La JMT donne l’occasion à l’ITF de rappeler aux sociétés de transport, aux investisseurs et aux gouvernements l’urgence d’installations sanitaires adéquates pour les travailleurs des transports, les besoins spécifiques des femmes, des personnes transgenres et non-binaires au travail, et la Charte de l’ITF, qui énonce les mesures nécessaires à la protection de la santé et de la sécurité des travailleuses et travailleurs des transports. Ses recommandations sont particulièrement pertinentes dans le contexte de l’évaluation technique que mène actuellement le gouvernement britannique concernant l’accessibilité et la disponibilité des toilettes publiques.

Parmi les actions clés identifiées, tant les employeurs que les gouvernements doivent élaborer des politiques et directives tenant compte de la dimension de genre en matière de prévention du Covid-19 au travail, en accordant une attention particulière à l’accès des travailleuses et travailleurs à des installations sanitaires correctes pendant leur journée de travail, lorsque le besoin s’en fait sentir. Les investisseurs dans le secteur des transports devraient, en parallèle, intégrer le droit à l’eau et à des installations sanitaires correctes dans les projets et programmes de prêts mis en œuvre en réponse à la crise.

Nous exhortons les employeurs et les autorités pertinentes à observer ces recommandations, à respecter la dignité de leurs salariés, et à contribuer à freiner la propagation du Covid-19.

Les employeurs des transports – dont ceux des entrepôts et de la logistique – doivent traiter correctement leurs salariés et s’assurer qu’à l’avenir, tous aient accès à des toilettes et installations sanitaires adéquates.

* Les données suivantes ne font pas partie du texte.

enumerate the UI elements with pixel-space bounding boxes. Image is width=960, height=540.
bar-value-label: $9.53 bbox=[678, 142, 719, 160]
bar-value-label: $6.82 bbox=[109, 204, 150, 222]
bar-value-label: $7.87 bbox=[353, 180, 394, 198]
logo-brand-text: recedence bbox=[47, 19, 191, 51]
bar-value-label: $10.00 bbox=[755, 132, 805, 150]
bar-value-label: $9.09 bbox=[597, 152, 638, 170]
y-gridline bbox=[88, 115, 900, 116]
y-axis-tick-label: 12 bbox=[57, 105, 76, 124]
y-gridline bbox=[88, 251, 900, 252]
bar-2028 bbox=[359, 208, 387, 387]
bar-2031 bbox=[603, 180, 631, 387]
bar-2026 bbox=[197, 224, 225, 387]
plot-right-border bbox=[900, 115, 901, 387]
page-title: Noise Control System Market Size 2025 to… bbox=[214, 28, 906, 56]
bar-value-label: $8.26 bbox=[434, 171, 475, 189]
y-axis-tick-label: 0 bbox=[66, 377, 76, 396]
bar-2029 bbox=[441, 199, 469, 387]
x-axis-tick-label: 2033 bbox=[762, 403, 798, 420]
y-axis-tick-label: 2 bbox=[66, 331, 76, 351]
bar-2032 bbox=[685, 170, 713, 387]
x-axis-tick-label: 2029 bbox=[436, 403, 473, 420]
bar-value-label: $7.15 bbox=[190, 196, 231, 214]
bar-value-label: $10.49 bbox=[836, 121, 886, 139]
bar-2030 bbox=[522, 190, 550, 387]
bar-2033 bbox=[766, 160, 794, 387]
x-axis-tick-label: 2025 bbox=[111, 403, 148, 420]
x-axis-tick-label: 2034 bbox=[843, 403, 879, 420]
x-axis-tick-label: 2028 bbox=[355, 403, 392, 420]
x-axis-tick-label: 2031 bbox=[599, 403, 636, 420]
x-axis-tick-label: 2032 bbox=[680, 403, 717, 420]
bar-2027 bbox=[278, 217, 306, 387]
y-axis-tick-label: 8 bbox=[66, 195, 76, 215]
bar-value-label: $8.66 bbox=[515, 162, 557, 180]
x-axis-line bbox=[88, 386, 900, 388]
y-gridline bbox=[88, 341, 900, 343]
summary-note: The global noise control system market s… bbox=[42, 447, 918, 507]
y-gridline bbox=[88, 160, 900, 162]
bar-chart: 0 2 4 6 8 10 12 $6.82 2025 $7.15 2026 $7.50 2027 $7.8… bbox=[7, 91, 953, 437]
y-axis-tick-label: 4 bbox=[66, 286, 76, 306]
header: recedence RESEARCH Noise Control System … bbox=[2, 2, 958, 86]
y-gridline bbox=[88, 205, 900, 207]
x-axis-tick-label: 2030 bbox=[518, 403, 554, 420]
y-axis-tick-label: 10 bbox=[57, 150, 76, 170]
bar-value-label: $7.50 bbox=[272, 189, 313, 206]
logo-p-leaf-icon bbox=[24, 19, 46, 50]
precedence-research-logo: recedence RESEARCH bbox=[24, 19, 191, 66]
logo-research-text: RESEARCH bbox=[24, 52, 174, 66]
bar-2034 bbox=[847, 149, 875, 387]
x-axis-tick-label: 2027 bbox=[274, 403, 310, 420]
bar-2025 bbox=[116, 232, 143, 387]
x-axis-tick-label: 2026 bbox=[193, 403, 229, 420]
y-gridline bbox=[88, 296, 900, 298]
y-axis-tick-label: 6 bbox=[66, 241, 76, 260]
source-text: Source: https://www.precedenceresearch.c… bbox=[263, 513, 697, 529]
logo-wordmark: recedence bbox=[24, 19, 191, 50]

Pandémie ou pas, les travailleuses et travailleurs des transports qui maintiennent notre monde en mouvement méritent des toilettes et installations sanitaires correctes.

En cette JMT, ayez une pensée pour les chauffeurs, les employés des entrepôts, les personnels aériens, les dockers et les gens de mer, dont le rôle est si crucial dans la riposte au Covid-19. Il est temps que leur demande de toilettes, leur dignité et leur santé, soient prises au sérieux.

Cet article a été traduit de l'anglais.